Locally, we have been fighting to preserve farmland and now I need your help to convince our two Congress Representatives to vote NO on HR1599: the Safe and Accurate Food Labeling Act. This bill essentially prevents states from adopting their own GMO laws and REVERSES any laws that have already passed. That is the wrong kind of leadership on this issue.

The anti-GMO community is calling this the DARK Act (Denying Americans the Right to Know Act).  I have spoken with Congressman Rick Larsen and Congresswoman Suzan Delbene’s office and neither of them are committing at this time on which way they are going to vote. The vote is in two days – I know how I would vote!

Please click on the link and express your opinion. The vote is scheduled for Wednesday or Thursday. Also, please share this and let’s let our representatives know that GMO’s are not the future and should not receive preferential treatment from the federal government. ASK them to vote NO on HB 1599, aka the DARK Act.

 

Tristan

 

 

Act Now on GMO Labeling to Stop the “DARK” Act

Contact your Representative in Congress today!
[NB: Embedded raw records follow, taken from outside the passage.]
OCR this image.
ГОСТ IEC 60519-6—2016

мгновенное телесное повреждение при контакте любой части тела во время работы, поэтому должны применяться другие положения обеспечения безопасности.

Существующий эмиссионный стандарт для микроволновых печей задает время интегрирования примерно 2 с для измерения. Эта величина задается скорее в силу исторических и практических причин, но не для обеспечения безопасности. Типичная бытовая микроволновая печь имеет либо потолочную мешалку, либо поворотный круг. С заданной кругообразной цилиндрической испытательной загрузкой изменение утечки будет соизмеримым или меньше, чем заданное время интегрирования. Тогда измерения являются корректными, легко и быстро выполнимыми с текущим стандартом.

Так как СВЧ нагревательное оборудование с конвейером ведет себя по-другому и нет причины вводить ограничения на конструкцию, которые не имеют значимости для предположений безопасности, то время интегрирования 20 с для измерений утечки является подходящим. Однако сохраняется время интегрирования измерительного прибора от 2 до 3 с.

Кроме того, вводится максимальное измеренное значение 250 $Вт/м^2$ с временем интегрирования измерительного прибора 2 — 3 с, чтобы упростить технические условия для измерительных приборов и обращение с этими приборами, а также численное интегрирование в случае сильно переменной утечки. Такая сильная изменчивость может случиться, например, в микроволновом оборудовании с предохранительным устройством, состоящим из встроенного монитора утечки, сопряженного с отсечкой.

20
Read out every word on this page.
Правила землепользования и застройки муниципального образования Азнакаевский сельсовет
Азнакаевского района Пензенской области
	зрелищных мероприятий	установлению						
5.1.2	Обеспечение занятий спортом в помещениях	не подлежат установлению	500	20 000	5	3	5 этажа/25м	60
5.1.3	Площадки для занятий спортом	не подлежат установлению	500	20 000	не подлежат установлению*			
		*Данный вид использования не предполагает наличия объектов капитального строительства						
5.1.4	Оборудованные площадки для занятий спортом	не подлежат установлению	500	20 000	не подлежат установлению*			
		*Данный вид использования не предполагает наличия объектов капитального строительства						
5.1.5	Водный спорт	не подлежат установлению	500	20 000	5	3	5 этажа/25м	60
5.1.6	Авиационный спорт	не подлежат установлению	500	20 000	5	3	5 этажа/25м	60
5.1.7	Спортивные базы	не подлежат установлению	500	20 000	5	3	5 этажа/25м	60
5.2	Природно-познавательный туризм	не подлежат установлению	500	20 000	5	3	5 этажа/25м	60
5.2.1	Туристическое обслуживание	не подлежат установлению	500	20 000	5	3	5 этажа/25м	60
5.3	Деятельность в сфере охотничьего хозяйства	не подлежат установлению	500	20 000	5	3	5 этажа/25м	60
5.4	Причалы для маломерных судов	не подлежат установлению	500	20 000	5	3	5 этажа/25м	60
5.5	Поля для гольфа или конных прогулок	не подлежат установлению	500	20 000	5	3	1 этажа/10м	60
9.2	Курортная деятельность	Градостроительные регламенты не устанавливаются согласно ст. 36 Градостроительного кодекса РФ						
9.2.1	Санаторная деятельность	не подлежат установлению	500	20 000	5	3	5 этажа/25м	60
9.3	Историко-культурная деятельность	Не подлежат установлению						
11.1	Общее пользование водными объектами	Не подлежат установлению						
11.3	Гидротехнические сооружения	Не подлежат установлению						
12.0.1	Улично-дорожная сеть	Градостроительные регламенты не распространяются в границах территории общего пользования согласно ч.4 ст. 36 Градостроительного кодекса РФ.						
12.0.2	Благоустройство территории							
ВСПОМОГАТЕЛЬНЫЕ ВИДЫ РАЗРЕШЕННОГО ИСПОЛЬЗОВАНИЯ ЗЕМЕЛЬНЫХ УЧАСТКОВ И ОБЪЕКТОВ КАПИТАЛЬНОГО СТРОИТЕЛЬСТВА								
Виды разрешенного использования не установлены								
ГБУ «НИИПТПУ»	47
From the National Organic Coalition 

The innocuously named HR 1599: the Safe and Accurate Food Labeling Act has been dubbed the DARK Act (Denying Americans the Right-to-Know Act) by members of the good food movement. The DARK Act will be voted on in Congress next week.

The DARK Act will:

  • Prevent states from adopting their own GMO labeling laws and reverse laws that have already passed.
  • Prevent state or county laws regulating GMO crops.
  • Prevent the Food and Drug Administration from requiring companies to label GMO ingredients and instead continue a “voluntary” labeling policy. In 14 years, not one company has voluntary labeled products containing GMO ingredients.

Take action now to stop the DARK Act!

  1. Call the Capitol Hill Switchboard at 202-224-3121, and ask for your Representative’s office where you can leave her or him a message.
    Click here to find out who your Representative is.
  2. Click here to send an email: Tell Congress to oppose the DARK Act and support mandatory GE food labeling!

Below is some sample language for your message to your Representative.
Please customize this to fit your voice.

Please oppose HR 1599 (the “Safe and Accurate Food Labeling Act”). Congress should focus on the labeling solutions that Americans are asking for – not legislation written by and for big food and chemical companies that only serves to keep Americans in the dark.

You may also thank legislators who have come out against the Dark Act and for labeling:

Chris Gibson of New York
Peter DeFazio of Oregon
Barbara Boxer of California

For more information, and to send a message today, click here.

GMO food labeling is important to Americans, with over 90% consistently supporting transparency in the marketplace. In 2013 and 2014 there were over 70 GMO labeling bills introduced across 30 states, with laws being passed in Maine, Connecticut and Vermont.